The first thing you’ll notice about Loft at U Walk is that it isn’t actually a loft at all – it’s anchored firmly on the ground floor with not a single step in sight.
Yet the surprises don’t stop there. Every dish on the carb-heavy menu, whisked past arty gold sculptures by staff clad in dark fabric capes, brings with it a new twist or turn that often borders on the bizarre.
The burrata is served warm and deep-fried in a herby crust. Vietnamese rice is served in a coconut shell (“good for a party”, the menu notes).

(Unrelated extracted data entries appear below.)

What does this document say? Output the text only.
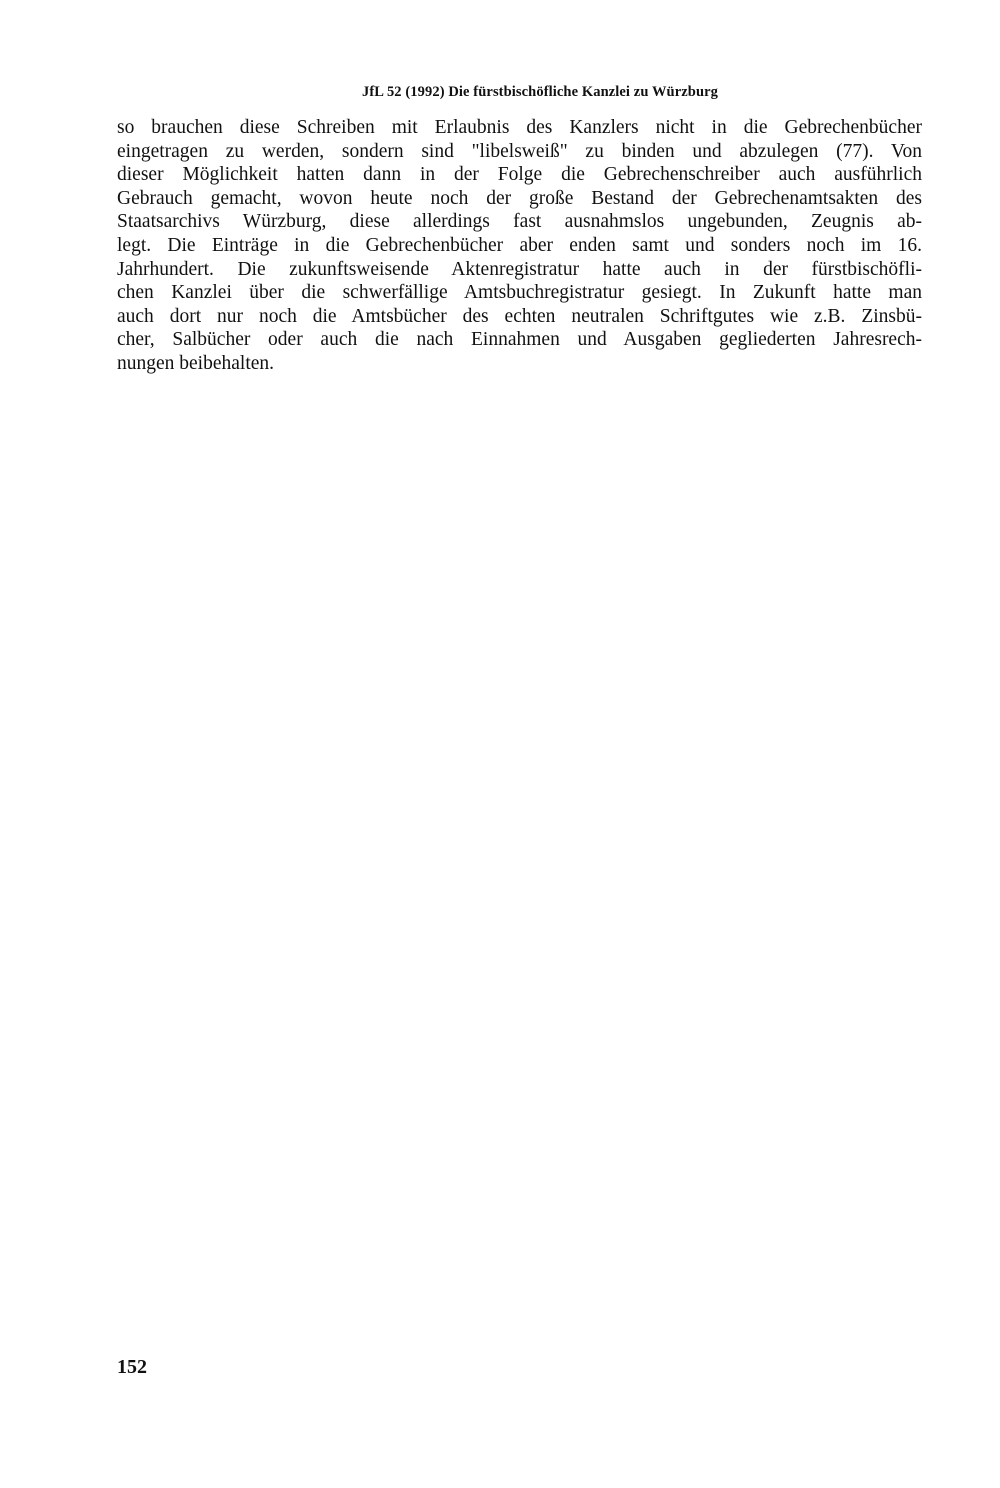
JfL 52 (1992) Die fürstbischöfliche Kanzlei zu Würzburg
so brauchen diese Schreiben mit Erlaubnis des Kanzlers nicht in die Gebrechenbücher
eingetragen zu werden, sondern sind "libelsweiß" zu binden und abzulegen (77). Von
dieser Möglichkeit hatten dann in der Folge die Gebrechenschreiber auch ausführlich
Gebrauch gemacht, wovon heute noch der große Bestand der Gebrechenamtsakten des
Staatsarchivs Würzburg, diese allerdings fast ausnahmslos ungebunden, Zeugnis ab-
legt. Die Einträge in die Gebrechenbücher aber enden samt und sonders noch im 16.
Jahrhundert. Die zukunftsweisende Aktenregistratur hatte auch in der fürstbischöfli-
chen Kanzlei über die schwerfällige Amtsbuchregistratur gesiegt. In Zukunft hatte man
auch dort nur noch die Amtsbücher des echten neutralen Schriftgutes wie z.B. Zinsbü-
cher, Salbücher oder auch die nach Einnahmen und Ausgaben gegliederten Jahresrech-
nungen beibehalten.
152
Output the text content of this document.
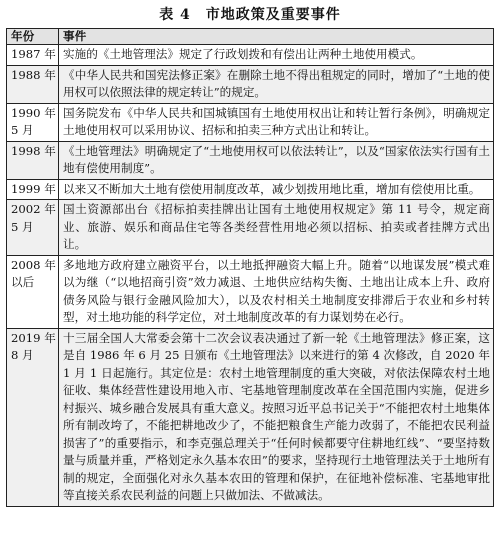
表 4　市地政策及重要事件
年份	事件
1987 年	实施的《土地管理法》规定了行政划拨和有偿出让两种土地使用模式。
1988 年	《中华人民共和国宪法修正案》在删除土地不得出租规定的同时，增加了“土地的使用权可以依照法律的规定转让”的规定。
1990 年 5 月	国务院发布《中华人民共和国城镇国有土地使用权出让和转让暂行条例》，明确规定土地使用权可以采用协议、招标和拍卖三种方式出让和转让。
1998 年	《土地管理法》明确规定了“土地使用权可以依法转让”，以及“国家依法实行国有土地有偿使用制度”。
1999 年	以来又不断加大土地有偿使用制度改革，减少划拨用地比重，增加有偿使用比重。
2002 年 5 月	国土资源部出台《招标拍卖挂牌出让国有土地使用权规定》第 11 号令，规定商业、旅游、娱乐和商品住宅等各类经营性用地必须以招标、拍卖或者挂牌方式出让。
2008 年以后	多地地方政府建立融资平台，以土地抵押融资大幅上升。随着“以地谋发展”模式难以为继（“以地招商引资”效力减退、土地供应结构失衡、土地出让成本上升、政府债务风险与银行金融风险加大），以及农村相关土地制度安排滞后于农业和乡村转型，对土地功能的科学定位，对土地制度改革的有力谋划势在必行。
2019 年 8 月	十三届全国人大常委会第十二次会议表决通过了新一轮《土地管理法》修正案，这是自 1986 年 6 月 25 日颁布《土地管理法》以来进行的第 4 次修改，自 2020 年 1 月 1 日起施行。其定位是：农村土地管理制度的重大突破，对依法保障农村土地征收、集体经营性建设用地入市、宅基地管理制度改革在全国范围内实施，促进乡村振兴、城乡融合发展具有重大意义。按照习近平总书记关于“不能把农村土地集体所有制改垮了，不能把耕地改少了，不能把粮食生产能力改弱了，不能把农民利益损害了”的重要指示，和李克强总理关于“任何时候都要守住耕地红线”、“要坚持数量与质量并重，严格划定永久基本农田”的要求，坚持现行土地管理法关于土地所有制的规定，全面强化对永久基本农田的管理和保护，在征地补偿标准、宅基地审批等直接关系农民利益的问题上只做加法、不做减法。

The truffle wedges, doused in thick lashings of cheese sauce, are finished tableside with a hearty frisson of fungus after being revealed from beneath a glass dome with a wisp of smoke.
But it seems to have found its crowd. Late into the evening, the restaurant is near-full with trendy young couples and large groups savouring the dark, moody interiors and beatsy playlist that wouldn’t be out of place at MDLBeast Soundstorm.
Looking beyond the gimmicks, the simpler dishes show some promise, with creative presentation elevating options like the beetroot salad with balsamic and candied goat cheese.
The option of zaatar salt and sumac is a welcome addition to the Loft Fries. But just as we’re beginning to relax, a whole chicken wings by on a complex piece of wheeled steam-punk style furniture with its own elevated spotlight.
So what does it all mean? We’re not really sure. For all we know, we might have been the unwilling participants in a complex piece of modern art.
But if you’re a fan of edgy dining concepts, swooshing fabric capes and darkness, Loft is worth adding to your list – not least to see if you can figure it all out.